À Ceuta, Younes se demande encore s’il doit demander l’asile pour quitter la ville. « Honnêtement, j’ai peur de cette histoire d’asile, je ne sais pas quelles seront les conséquences », dit Younes. Le jeune homme de 21 ans est entré à la nage à Ceuta en mai, accompagné de son frère de 16 ans, qui a été renvoyé au Maroc en moins de 24 heures. « S’ils vous rejettent (la demande), ils vous expulsent et vous renvoient au Maroc, et au Maroc, ils vous arrêteraient pour trahison », explique-t-il.
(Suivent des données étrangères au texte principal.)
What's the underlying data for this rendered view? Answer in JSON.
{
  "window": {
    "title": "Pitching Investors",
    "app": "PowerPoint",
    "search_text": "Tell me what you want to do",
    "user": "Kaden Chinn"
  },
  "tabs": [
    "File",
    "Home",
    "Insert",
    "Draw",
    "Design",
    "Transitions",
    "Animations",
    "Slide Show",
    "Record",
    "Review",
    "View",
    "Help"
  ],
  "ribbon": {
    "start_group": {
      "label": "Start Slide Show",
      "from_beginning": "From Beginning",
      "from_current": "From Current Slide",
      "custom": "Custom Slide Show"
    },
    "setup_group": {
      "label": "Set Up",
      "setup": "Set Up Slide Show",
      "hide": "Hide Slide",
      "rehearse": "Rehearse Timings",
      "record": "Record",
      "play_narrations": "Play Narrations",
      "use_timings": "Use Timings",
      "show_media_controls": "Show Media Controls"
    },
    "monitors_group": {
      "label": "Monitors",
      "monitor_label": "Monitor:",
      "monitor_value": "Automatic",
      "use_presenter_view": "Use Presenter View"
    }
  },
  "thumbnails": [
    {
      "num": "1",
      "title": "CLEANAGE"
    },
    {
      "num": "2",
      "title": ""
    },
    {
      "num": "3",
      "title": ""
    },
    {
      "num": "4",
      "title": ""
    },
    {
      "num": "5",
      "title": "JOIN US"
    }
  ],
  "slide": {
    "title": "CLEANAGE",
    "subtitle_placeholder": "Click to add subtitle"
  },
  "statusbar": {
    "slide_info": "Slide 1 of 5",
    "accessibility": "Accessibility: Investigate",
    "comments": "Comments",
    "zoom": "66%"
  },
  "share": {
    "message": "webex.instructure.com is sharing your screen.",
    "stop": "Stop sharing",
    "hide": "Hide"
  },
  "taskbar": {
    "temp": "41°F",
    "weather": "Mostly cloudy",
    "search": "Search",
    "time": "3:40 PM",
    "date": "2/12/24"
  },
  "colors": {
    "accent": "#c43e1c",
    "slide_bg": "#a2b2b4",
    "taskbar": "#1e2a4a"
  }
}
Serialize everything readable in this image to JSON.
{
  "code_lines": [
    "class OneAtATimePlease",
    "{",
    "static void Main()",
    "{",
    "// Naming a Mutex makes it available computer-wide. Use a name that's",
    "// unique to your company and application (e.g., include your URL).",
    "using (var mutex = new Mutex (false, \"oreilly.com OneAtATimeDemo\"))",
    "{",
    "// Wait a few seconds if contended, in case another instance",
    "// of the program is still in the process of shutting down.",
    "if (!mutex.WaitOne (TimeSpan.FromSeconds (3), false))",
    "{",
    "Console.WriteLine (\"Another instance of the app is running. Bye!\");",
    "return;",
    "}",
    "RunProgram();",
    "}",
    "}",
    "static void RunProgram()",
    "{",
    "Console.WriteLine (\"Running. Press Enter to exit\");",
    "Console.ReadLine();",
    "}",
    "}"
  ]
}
Jusqu’en 2020, les demandeurs d’asile à Ceuta et Melilla, les seules villes espagnoles bénéficiant d’une exception au contrôle frontalier imposé dans l’espace européen de Schengen, ne pouvaient pas quitter leurs 19 et 12 kilomètres carrés, respectivement. Les arrêts de la Cour suprême, qui obligent à cesser d’imposer des obstacles aux voyages en bateau ou en avion, sont intervenus après des années de procédures engagées par des organisations telles que la Commission espagnole d’aide aux réfugiés (CEAR) et le Service jésuite des migrants, qui ont fini par porter devant les tribunaux l’exception administrative qui empêchait les personnes de quitter les villes autonomes. Rien qu’à Ceuta, au moins 1 230 personnes ont réussi à traiter une demande d’asile depuis juin, selon la déléguée du gouvernement, Salvadora Mateos. À Melilla, la tendance s’est accentuée en avril, après que plus d’une centaine de personnes se soient retrouvées dans les rues suite à la fermeture des arènes.